In late July, the Ford government announced that social assistance rates will only increase by 1.5 per cent, not the scheduled 3 per cent, which is below the rate of inflation. As part of the social assistance announcement, the government said that a number of other social assistance changes will occur under a “100-day review” and the basic income pilot project will be cancelled.
Most people who benefit from the province’s two key social assistance programs, Ontario Works and the Ontario Disability Support Program, are women and children.
The government recently announced the “details” of its education consultations related to replacing the former Liberal government’s sex-ed curriculum. The Ford government scrapped the province’s two-year-old sex education curriculum before it had even begun consultations on the new one.
As a result, students are being taught from course materials that were created back in 1998. It turns out that the consultation process has been broadened to include input on everything from the sex-ed curriculum to improving student performance in science and math. In fact, the consultation website actually asks for “feedback on the education system in Ontario” and doesn’t particularly focus on the sex-ed curriculum at all.
As for public hearings related to the education review, so far those are now just telephone town halls and online forms or submissions by email.
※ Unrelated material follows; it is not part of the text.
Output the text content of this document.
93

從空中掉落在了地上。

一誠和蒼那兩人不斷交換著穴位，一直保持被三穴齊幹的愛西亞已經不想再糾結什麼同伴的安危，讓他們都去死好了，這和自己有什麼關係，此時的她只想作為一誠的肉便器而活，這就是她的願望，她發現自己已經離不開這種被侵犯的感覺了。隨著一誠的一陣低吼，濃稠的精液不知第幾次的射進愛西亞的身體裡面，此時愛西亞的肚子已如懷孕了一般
And if that wasn’t enough of a slap in the face to students and parents, Education Minister Lisa Thompson last week “paused” annual grants that parent councils and other community groups rely on for activities such as math nights and cyberbullying talks. The Parent Reaching Out grants were created as a way to boost family engagement in schools, something that is key to student success.
The Ford government’s anti-family policies don’t end there. Last week Ontario Social Services Minister Lisa MacLeod pulled the plug on the Roundtable on Violence Against Women, a panel of experts that advised the government on measures it could take to help women flee domestic violence.
And in yet another move last week, Attorney General Caroline Mulroney, acknowledged she has delayed delivering critically needed, already-budgeted funding to sexual-assault crisis centres across the province.
But the most troubling aspect of this litany of harm being done to women and children by the Ford government is that the government really hasn’t explained why it is making these moves.
Probably best not to dig too deep on this one – Doug Ford is not a particularly complicated guy.
Ford knows and cares very little about what the Ontario government does much less what the impact of cutting any particular program is on real Ontarians.
But he does know how to communicate to his conservative base. And if the initiatives detailed above have anything in common, it is that they play well with Ford Nation.